Real Ugly(27)
“Does it matter?” she asks, and I can't help it. I step in front of her and stop her in her tracks, reaching out to grab the shades before she stops me with a hand to the wrist. Her silver fingernails wrap my skin and squeeze tight, sending a rush of hormones through me that I don't completely understand. This girl has strapped me onto a fucking roller coaster. I'm up; I'm down. It's giving me a fucking stomachache. “Those assault charges you threatened before go both ways, Turner, and I'm not trying to sound sexist, but it's a lot easier for a woman to level them against a man than vice versa, you catch my drift? It's just the way this horrible, ugly world works.” Naomi releases me and steps back, pulling the sunglasses off herself. Her eyes are like nothing I've ever seen, a color that there's no name for yet. They match the desert, red and orange and brown, dry, seemingly barren. Behind them though, behind them there's a whole world hidden beneath the dirt, one that can spring to life with just a drip of rain.
I wipe my hand across my face to help clear my mind. What am I now? A fucking poet? Naomi is just a girl I had drunk sex with a long, long time ago. She isn't an enigma or a mystery, just the one person I made such a stupid mistake with. That's all there is to it.
“Where's my kid, Naomi?” The edges of her lips droop for a moment before something clicks and she lifts her chin defiantly. The wind teases her hair and draws her nipples to hard points under the thin fabric of her shirt. If I were to reach out a hand and touch them … I bite my lip so hard it bleeds and keep my eyes focused on her face.
Behind us, the camp is starting to come alive in anticipation of the show tonight. I have a hard time even imagining getting through it. I don't handle life altering revelations very well. They've never been very good to me in the past. Fuck, this is exactly why I hate secrets. Just when you think everything is peachy fucking keen, some shit has to get stirred up to ruin the day.
I run my tongue across my lips to wet them; this damn desert air is drying me out.
“Please,” I say. It takes a lot of effort to get that word to pass between my lips. Please sounds like begging and Turner Campbell does not beg. Naomi's eyes flicker away and focus on some shrubs at the edge of the parking lot. There's a lot more to this story than first meets the eye, that is for fucking sure. There are secrets wrapped in secrets buried under secrets; I can smell 'em from here. “Come on, Knox, you owe me an explanation.”
Her eyes snap back to mine and her full mouth tightens into a thin line.
“Turner,” she says, stepping forward and poking me in the chest with the corner of her sunglasses. “I don't owe you shit. Fuck off and leave me alone. Stop calling me, stop following me, and you better keep your ass off the stage when I'm on it. Me and you, we have nothing to say to each other.”
And then she steps around me and leaves me in the dust.
I survive the show that night – barely. I play, but I don't play with any heat or substance, and I can tell the crowd knows it. I mean, they still cheer and scream and flail, but they don't drop their inhibitions; they don't evolve backwards and fall to the floor in howling fits of animalistic rage. When they do that, you know you've nailed it. That night, I do good, but I don't blow anybody's mind.
Can't say the same for Turner.
From what Hayden says, he destroyed the stage and caught that whole damn building on fire with his words. She says they were so laced with rage that he was spitting acid and burning holes in the fucking stratosphere.
Good for him.
After our set, I retreat back to the bus and fall asleep.
When I wake the next morning, I can't hold it back. I end up at the table in the front with my notebook open flat and my pen pressed so hard against the pages that the paper tears with every other word.
Blair and Dax watch me silently from across the table while the rest of the band put-puts around the bus like they've got nothing better to do. And I mean, hell, fuck 'em, I guess they don't. They know when I'm like this that something good's coming. Our last album? Yep.
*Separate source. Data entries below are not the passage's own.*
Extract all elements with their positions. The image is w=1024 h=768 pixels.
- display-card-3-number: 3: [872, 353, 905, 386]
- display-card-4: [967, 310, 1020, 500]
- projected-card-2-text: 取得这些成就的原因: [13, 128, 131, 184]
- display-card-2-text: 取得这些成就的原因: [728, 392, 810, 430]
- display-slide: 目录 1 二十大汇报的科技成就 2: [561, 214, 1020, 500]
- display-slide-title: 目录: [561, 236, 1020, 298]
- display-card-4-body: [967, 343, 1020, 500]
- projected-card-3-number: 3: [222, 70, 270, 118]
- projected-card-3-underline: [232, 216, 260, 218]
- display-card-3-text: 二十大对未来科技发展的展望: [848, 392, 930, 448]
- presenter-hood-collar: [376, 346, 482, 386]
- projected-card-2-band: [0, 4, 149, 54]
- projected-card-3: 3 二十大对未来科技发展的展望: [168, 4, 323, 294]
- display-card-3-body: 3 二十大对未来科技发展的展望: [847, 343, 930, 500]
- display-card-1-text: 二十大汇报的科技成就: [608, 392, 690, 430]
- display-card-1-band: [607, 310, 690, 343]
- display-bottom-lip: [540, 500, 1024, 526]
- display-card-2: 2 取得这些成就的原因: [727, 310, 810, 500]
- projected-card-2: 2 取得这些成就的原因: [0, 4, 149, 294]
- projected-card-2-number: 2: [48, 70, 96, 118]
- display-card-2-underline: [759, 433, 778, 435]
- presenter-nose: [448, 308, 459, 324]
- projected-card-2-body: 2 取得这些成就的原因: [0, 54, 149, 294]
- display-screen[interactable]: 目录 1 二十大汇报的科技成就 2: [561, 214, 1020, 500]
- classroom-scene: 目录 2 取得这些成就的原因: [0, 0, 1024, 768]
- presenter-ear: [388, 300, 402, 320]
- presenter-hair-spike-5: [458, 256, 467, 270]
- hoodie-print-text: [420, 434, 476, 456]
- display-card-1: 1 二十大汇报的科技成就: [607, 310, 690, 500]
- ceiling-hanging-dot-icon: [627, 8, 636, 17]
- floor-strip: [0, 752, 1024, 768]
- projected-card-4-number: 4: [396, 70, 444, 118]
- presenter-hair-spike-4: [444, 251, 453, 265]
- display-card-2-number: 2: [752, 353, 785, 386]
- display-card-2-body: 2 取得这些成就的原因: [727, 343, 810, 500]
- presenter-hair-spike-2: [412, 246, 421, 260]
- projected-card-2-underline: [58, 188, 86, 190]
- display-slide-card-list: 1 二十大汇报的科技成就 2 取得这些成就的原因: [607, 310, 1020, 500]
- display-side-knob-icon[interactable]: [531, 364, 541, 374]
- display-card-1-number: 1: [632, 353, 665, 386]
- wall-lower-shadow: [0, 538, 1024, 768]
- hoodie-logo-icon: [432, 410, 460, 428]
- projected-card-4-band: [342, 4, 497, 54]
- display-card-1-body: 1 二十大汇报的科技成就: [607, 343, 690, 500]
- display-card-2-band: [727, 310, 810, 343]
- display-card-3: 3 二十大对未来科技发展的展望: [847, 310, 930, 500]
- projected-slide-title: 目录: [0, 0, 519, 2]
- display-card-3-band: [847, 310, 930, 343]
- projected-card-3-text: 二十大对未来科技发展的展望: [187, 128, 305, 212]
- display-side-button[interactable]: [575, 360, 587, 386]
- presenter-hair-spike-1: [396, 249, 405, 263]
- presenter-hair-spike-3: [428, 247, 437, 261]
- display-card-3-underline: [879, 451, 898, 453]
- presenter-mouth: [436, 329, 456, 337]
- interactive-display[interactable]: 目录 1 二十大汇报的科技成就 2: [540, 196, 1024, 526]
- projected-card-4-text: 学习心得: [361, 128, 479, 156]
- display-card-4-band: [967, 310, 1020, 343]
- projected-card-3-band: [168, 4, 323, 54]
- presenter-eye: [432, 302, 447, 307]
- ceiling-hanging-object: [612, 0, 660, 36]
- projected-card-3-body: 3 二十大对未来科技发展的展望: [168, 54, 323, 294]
Happened just like this.
“You want to take a break?” Blair asks after a little while, scooping some of her bi-colored hair over her shoulder and adjusting the little black and white polka dot bow she's stuck in the front of it. She looks cute, very vintage. Me, on the other hand, I look like shit. I haven't showered or changed my clothes, and I know I probably smell like sweat and beer, but when I'm writing, nothing else matters.
I shake my head and wish I could confide in her. It might make me feel better if I shared my secrets with somebody I actually like. In fact, I think given the opportunity that Blair and I could be best friends. And I don't mean that in the whole shallow sort of, We like go every Friday and get our nails done together bullshit. I think Blair and I could be bury-the-body best friends. Too bad the walls I've put up are taller and longer than the Great Wall of China.